L’année dernière, un certain nombre d’entre elles ont été annoncées. BMW travaille avec Figure, tandis que Mercedes a fait appel à Apptronik. Une fois de plus, Agility a une longueur d’avance sur les autres, ayant terminé ses projets pilotes avec Amazon – nous attendons cependant toujours des informations sur la prochaine étape. Il est particulièrement révélateur de constater que, malgré les promesses à long terme des systèmes à usage général, presque tout le monde dans l’espace commence avec les mêmes fonctionnalités de base.

Deux jambes sur lesquelles se tenir

Robot d'entrepôt d'usine d'automatisation de jouets Modex

Crédits images : Brian Chauffage

À ce stade, le chemin le plus clair vers l’AGI devrait sembler familier à toute personne possédant un smartphone.
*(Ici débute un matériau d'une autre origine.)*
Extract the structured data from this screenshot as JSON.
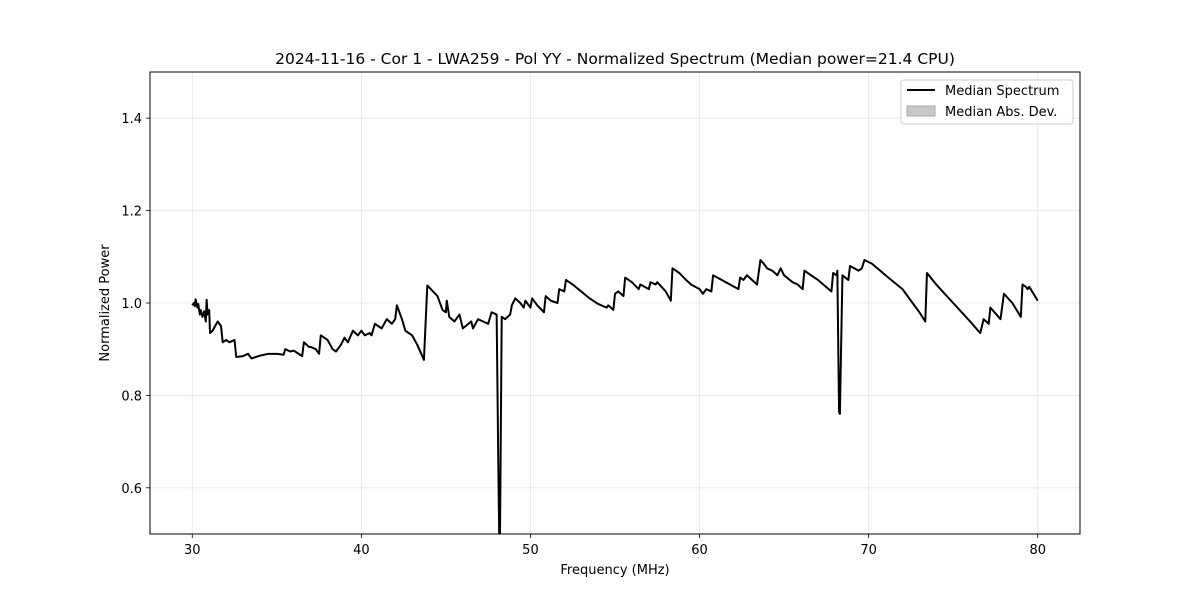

Le déploiement Spot de Boston Dynamics fournit un exemple clair et concret de la façon dont le modèle de magasin d’applications peut fonctionner avec les robots industriels. Bien que de nombreux travaux passionnants soient réalisés dans le monde de l’apprentissage des robots, nous sommes loin des systèmes capables de comprendre de nouvelles tâches et de corriger les erreurs à la volée et à grande échelle. Si seulement les fabricants de robots pouvaient tirer parti des développeurs tiers de la même manière que les fabricants de téléphones.

L’intérêt pour cette catégorie a considérablement augmenté ces derniers mois, mais à titre personnel, l’aiguille n’a pas trop bougé dans un sens ou dans l’autre depuis la fin de l’année dernière. Nous avons vu des démos absolument géniales, et l’IA générative présente un avenir prometteur. OpenAI couvre certainement ses paris, en investissant d’abord dans 1X et – plus récemment – ​​Figure.

Beaucoup de gens intelligents ont confiance dans le facteur de forme et beaucoup d’autres restent sceptiques. Cependant, une chose que je suis sûr de dire est que, que les futures usines soient ou non peuplées de robots humanoïdes à une échelle significative, tout ce travail équivaudra à quelque chose. Même les roboticiens les plus sceptiques à qui j’ai parlé à ce sujet ont souligné le modèle de la NASA, où la course pour mettre les humains dans l’ambiance a conduit à l’invention des produits que nous utilisons sur Terre encore aujourd’hui.

Nous allons assister à des avancées continues dans les domaines de l’apprentissage robotique, de la manipulation mobile et de la locomotion (entre autres) qui auront un impact d’une manière ou d’une autre sur le rôle que joue l’automatisation dans notre vie quotidienne.